Syria and Iraq: Drawing Lines in the Sand
There’s a certain irony to British Prime Minister David Cameron’s decision — dictated by the British Parliament and public — not to join President Obama’s coalition of the willing.
Though the American President may still order an attack on Syria in retaliation for the horrific chemical attack last week, Cameron’s surprise move has at least slowed Obama’s militant momentum.
What’s ironic about this situation is that, 23 years ago, it was another British Prime Minister — Margaret Thatcher — who played a major role in the disastrous decision of another American President — George H.W. Bush — to deploy hundreds of thousands of American troops to the Gulf after Saddam Hussein invaded Kuwait.
Common to both of those fateful events was the failure of American presidents to establish and maintain a clear policy line. And their ultimate resolve to maintain the image of U.S. power.
In August 2012, Barack Obama seemed intent on clearly warning Bashar al-Assad that the U.S. would act if the Syrian dictator unleashed his chemical weapons. In fact, as I blogged yesterday, Obama’s warning was far from clear, nor well thought out.
Furthermore, according to the British, since that warning, Assad’s forces have used chemical weapons several times in smaller doses, with only the most tepid reaction from Obama. So what was Obama’s policy?
There was a similar question of American resolve in 1990, as Saddam Hussein grew more belligerent in negotiations with Kuwait. To ascertain how the U.S. would react if he were to invade his Gulf neighbor. Saddam called in American Ambassador April Glaspie, who told him quite clearly, “We have no opinion on your Arab-Arab conflicts, such as your dispute with Kuwait. Secretary [of State James] Baker has directed me to emphasize the instruction, first given to Iraq in the 1960s, that the Kuwait issue is not associated with America.”
Later, Glaspie would take the fall for making Saddam think the U.S. had given him the green light. In fact, though, as I wrote in my history of that period, Web of Deceit, Glaspie was only one of several top American officials who declared publicly that the U.S. had no defense pact with Kuwait and would not react militarily to an invasion.
Indeed, according to a former top official in Iraq’s foreign ministry, the person most responsible for giving that benign impression to Saddam was President George H.W. Bush himself, who had written a letter on July 27th to the Iraqi dictator- a letter so bland and conciliatory — that Paul Wolfowitz, attempted — unsuccessfully — to have it cancelled.
As Congressman Lee Hamilton, former chairman of the House International Relations Committee told me in a documentary I did on the subject, ‘Saddam Hussein looked on Kuwait as if it were a province of Iraq. He was looking for an excuse to go in, and I think he did not understand clearly, unambiguously that the United States would oppose any effort by Iraq to move into Kuwait. We did not draw a firm line in the sand. It’s not difficult. What is clear to me is at the highest levels of the U.S. government we did not convey strongly and clearly to Saddam Hussein that we would react militarily if he went across that border.”

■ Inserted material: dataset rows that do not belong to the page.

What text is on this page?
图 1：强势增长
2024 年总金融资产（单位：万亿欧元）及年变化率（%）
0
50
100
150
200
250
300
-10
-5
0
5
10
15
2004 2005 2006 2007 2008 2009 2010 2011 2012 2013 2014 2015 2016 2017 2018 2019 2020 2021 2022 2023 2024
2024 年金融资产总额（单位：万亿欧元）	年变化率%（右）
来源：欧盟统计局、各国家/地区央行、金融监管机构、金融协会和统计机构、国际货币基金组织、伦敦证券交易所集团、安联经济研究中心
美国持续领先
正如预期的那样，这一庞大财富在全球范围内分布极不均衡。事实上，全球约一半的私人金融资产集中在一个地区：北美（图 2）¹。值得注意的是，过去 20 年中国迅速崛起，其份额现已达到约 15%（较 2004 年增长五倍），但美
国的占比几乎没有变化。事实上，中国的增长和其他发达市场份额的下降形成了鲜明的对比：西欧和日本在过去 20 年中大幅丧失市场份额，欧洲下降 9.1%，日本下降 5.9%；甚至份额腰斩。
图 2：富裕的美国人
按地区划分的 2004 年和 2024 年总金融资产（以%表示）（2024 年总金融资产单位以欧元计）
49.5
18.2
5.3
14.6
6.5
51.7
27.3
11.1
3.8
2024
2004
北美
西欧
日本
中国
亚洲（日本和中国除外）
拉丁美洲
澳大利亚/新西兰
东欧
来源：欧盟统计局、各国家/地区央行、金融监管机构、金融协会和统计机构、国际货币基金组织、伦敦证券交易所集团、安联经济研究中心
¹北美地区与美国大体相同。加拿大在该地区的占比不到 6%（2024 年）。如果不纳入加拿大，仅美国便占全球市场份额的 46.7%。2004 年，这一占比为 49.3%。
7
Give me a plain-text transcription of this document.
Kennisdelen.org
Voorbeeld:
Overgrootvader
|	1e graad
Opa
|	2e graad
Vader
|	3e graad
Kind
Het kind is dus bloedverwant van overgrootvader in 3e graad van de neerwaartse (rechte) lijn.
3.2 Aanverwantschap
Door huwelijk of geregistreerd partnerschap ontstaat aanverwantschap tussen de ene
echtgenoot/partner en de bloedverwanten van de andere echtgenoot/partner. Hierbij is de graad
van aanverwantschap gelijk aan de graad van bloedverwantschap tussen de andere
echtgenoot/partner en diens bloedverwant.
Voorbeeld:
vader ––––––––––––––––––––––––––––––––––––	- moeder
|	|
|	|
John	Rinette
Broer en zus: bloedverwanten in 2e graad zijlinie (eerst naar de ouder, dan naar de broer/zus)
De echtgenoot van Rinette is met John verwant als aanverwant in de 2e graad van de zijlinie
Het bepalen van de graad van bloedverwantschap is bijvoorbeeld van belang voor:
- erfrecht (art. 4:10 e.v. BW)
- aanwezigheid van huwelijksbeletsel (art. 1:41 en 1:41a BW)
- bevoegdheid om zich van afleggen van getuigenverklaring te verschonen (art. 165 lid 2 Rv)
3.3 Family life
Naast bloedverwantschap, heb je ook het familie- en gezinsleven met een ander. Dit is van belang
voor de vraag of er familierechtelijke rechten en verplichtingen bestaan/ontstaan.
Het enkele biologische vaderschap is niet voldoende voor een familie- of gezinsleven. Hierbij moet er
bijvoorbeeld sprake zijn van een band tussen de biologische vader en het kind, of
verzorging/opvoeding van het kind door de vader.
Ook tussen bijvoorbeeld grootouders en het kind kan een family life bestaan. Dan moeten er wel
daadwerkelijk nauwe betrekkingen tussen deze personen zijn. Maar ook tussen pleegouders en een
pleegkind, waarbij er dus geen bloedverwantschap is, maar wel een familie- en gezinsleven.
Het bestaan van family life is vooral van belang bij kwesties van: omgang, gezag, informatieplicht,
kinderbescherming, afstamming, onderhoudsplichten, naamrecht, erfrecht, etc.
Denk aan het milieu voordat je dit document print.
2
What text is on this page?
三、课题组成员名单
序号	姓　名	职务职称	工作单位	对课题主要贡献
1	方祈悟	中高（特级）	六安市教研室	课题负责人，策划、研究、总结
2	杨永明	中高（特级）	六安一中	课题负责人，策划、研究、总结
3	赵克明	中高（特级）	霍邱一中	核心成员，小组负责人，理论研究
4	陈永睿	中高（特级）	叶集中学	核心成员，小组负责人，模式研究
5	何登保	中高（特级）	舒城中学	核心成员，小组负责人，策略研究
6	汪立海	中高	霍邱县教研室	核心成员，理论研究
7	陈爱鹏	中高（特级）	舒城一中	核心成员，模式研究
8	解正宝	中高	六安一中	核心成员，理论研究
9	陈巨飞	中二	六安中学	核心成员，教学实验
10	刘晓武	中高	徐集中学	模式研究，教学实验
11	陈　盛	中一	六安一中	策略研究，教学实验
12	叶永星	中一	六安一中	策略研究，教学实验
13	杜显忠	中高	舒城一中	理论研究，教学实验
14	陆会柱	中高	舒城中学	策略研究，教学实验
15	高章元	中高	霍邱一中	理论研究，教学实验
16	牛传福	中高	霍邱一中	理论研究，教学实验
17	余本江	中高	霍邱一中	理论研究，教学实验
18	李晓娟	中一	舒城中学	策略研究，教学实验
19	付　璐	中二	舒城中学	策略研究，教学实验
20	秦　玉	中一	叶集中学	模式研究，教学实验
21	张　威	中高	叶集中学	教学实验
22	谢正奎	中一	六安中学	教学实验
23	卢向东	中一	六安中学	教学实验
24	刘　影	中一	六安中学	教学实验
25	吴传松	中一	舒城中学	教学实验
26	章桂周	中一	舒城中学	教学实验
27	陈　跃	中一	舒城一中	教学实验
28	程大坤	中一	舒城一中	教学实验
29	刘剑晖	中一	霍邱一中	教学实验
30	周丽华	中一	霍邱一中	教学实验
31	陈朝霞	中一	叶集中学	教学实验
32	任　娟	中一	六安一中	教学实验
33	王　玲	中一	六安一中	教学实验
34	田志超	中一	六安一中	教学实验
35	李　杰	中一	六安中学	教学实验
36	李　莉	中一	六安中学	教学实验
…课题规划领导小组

Incredibly, however, during the same period, General Norman Schwartzkopf, then American commander for the Gulf region, was urging Kuwaiti officials not to back down in their negotiations with Saddam.
The U.S., he said, would support them. As the New Yorker’s Milton Viorst later wrote:
I was convinced in the spring of 1990, the Kuwaiti government felt itself free to take a dangerous position in confronting Iraq … the Kuwaitis played their tricks because Washington, deliberately or not, had conveyed the message to them that they could.
Indeed, Saddam’s August 2 invasion caught President Bush flat-footed. He scrambled for some kind of response. Though he condemned the invasion, the president told a reporter, “We’re not discussing intervention.”
One of the key leaders who urged Bush to react — convincing him that military force was required — was British Prime Minister Margaret Thatcher, who met Bush on August 2nd at a conference at Aspen.
According to Bob Woodward’s account, Thatcher took Bush by the arm, “You must know, George, he’s not going to stop.” She said, referring to the possibility that Saudi Arabia would be Saddam’s next target.
Saddam, she insisted, had to be expelled from Kuwait, his threat permanently destroyed.
Bush’s subsequent decision–to deploy hundreds of thousands of American troops to the Gulf — was probably the most disastrous decision that any American leader ever took.
It would ultimately lead to the death of hundreds of thousands of Iraqis, the rise of Osama Bin Laden, the attacks of 9/11, the invasion of Afghanistan and Iraq and, it could be argued, at least partially continues to fuel the on-going turmoil across the region — including the tragic situation in Syria.
Along that sorry way, another British Prime Minister, Tony Blair, was the major foreign cheerleader for the President George W. Bush’s invasion of Iraq.
This time around, however, under the wary eye of Parliament and the British public, the British Prime Minister is bowing out.